How long will we keep your personal data?
If you do not join us we will keep your personal data for a period of 12 months after we have communicated to you our decision about whether to offer the job to you. We retain your personal data for that period so that we can show that we have not discriminated against candidates on prohibited grounds and that we have conducted the recruitment exercise in a fair and transparent way.
If a dispute arises between us, we will continue to retain your personal data for the purposes of responding to and dealing with this dispute and this may mean that we keep your personal data for longer than 6 months.
If you have not joined us and would like us to keep your details on record for the purposes of considering you for a suitable role in the future please let us know. We will then keep your details for a further 12 months.
If you join us as an employee then the personal data collected as part of the recruitment and selection process will be added to your HR file. Your personal data will be retained in accordance with our data retention policy.
We will ensure that your personal data is securely deleted after the retention periods stated above have expired.
Keeping your personal data secure
We have appropriate security measures in place to prevent personal data from being accidentally lost, or used or accessed in an unauthorised way. We limit access to your personal data to those who have a genuine business need to know it. Those processing your information will do so only in an authorised manner and are subject to a duty of confidentiality.
We also have procedures in place to deal with any suspected data security breach. We will notify you and any applicable regulator of a suspected data security breach where we are legally required to do so.
Your rights
You have a number of rights over your personal data, which are:
- The right to ask us what personal data we have about you and to have a copy of your personal data from us
- The right to ask us to correct any errors in your personal data
- The right to ask us to delete your personal data where:
- We don’t need your personal data anymore- for example 6 years after the termination of your employment with us and there are no outstanding claims or for IMAML staff in which case certain data may need to be kept for longer to meet FCA requirements
- You withdraw your consent to our use of your personal data and we have no other legal basis to keep your personal data
- Our use of your personal data is illegal
- We have to delete your personal data to comply with our legal obligations
- The right to ask us to restrict the use that we are making of your personal data where:
- you don’t think the personal data we have about you is correct, so that we can check if it is correct
- what we are doing with your personal data is illegal but you would rather we stop using your personal data rather than delete it
- we don’t need your personal data anymore, but you need us to keep it so that you can exercise any legal rights
- The right to ask us to transfer your personal data in certain circumstances.
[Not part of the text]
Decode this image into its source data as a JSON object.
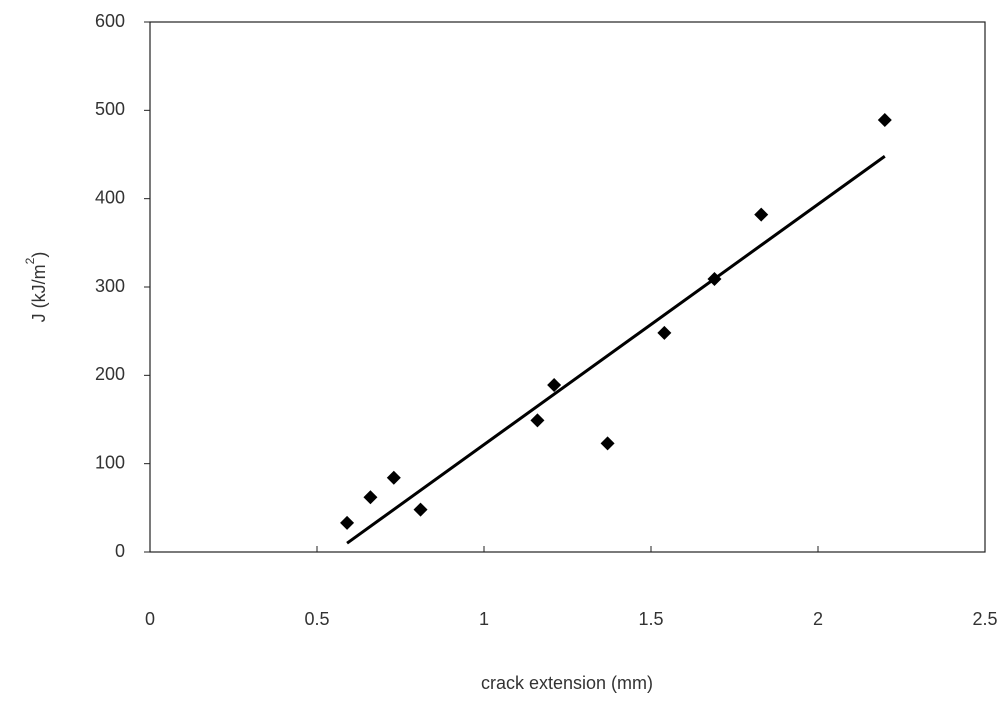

If you are an applicant for a role within IM and you want to access, review, verify, correct or request erasure of your personal data, object to the processing of your personal data, or request that we transfer a copy of your personal data to another party, please contact the data protection team at the email and address above.
If you are an employee and you are requesting a particular right please contact the data protection team via the GCT Toolkit on the IM intranet.
How to complain
We hope that our Data Protection Team can resolve any query or concern you raise about our use of your information. If not, contact the Information Commissioner at ico.org.uk/concerns/ or telephone: 0303 123 1113 for further information about your rights and how to make a formal complaint.